The process of applying for a visa needed to live and work in Texas is complex, and there can be various setbacks along the way. One of the biggest threats to your immigration case is a felony criminal charge or conviction. Either of these things can lead to a dismissal of your case and possible removal from the United States. This is something to take seriously, and you will find it beneficial to learn about all of the legal options available to you.
A felony offense is a serious crime, and if convicted of this type offense, you could spend years behind bars. If you are in the process of applying for a green card or another type of visa, it can detrimental to your case. The specific ways a felony could affect your case depends on your current status, the type of visa you are seeking, the nature of the alleged crime and more.

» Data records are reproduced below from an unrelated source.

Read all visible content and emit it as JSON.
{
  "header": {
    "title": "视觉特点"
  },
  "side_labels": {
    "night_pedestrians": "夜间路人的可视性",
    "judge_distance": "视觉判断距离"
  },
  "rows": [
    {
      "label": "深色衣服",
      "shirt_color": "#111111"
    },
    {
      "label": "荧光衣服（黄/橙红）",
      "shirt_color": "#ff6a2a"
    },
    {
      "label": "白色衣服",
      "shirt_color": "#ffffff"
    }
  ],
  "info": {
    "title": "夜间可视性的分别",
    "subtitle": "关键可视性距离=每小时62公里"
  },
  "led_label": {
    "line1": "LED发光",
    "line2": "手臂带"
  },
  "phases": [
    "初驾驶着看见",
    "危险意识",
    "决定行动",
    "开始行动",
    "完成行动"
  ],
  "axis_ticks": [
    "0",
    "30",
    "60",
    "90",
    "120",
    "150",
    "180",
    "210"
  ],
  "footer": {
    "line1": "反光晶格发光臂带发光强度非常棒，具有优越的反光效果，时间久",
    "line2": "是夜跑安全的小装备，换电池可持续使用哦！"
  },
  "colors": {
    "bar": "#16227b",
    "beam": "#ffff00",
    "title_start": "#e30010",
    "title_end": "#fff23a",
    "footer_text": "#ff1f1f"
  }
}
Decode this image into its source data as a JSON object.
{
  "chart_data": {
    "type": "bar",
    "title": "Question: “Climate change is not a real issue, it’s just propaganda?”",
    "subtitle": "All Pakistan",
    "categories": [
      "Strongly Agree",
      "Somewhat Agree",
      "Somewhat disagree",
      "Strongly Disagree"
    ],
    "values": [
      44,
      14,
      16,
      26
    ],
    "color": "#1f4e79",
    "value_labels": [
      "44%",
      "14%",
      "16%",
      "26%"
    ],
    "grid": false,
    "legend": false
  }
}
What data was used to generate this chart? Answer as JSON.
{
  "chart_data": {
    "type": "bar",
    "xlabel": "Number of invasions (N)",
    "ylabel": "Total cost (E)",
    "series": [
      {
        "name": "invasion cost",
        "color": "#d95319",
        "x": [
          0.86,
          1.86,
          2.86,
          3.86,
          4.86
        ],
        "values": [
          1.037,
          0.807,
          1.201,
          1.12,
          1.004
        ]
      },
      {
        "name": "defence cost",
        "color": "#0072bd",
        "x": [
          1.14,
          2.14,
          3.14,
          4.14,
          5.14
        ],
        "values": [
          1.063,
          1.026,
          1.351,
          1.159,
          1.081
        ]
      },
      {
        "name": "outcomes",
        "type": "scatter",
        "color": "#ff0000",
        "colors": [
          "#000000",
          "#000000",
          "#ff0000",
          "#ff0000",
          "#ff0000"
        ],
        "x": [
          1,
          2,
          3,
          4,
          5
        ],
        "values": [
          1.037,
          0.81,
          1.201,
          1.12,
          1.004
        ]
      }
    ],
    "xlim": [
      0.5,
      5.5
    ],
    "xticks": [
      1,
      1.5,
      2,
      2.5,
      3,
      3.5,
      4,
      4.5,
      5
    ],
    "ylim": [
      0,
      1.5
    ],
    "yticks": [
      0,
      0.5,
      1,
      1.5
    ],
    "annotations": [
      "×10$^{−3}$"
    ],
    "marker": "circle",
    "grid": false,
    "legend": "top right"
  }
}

A felony conviction and immigration status
Aggravated felonies carry particularly harsh penalties for those who are not citizens of the United States. These can sometimes include offenses that may otherwise be considered a misdemeanor offense or crimes of moral turpitude. Your current status will play a significant role in how an aggravated felony case affects your immigration status. Consider the following:
- Refugee status – You could face deportation due to a criminal conviction, or you may be unable to secure legal permanent resident status.
- Temporary lawful status – You could experience loss of your status and removal after conviction of two misdemeanors or one felony.
- Non-citizen without legal status – If you are an undocumented immigrant, you could face immediate deportation for a criminal offense.
- Legal permanent resident – You may be subject to deportation after a conviction. You could be detained, and you may spend extensive time behind bars if you return after your removal.
Immigration law is complex, as is criminal law. If you find yourself in a position where you are facing both a threat to your immigration status as well as the possibility of time behind bars, it is in your interests to take immediate action to learn of the legal options available to you. You will want to pursue an option that allows you to protect your immigration status or continue seeking your immigration goals, as well as defend your personal freedom.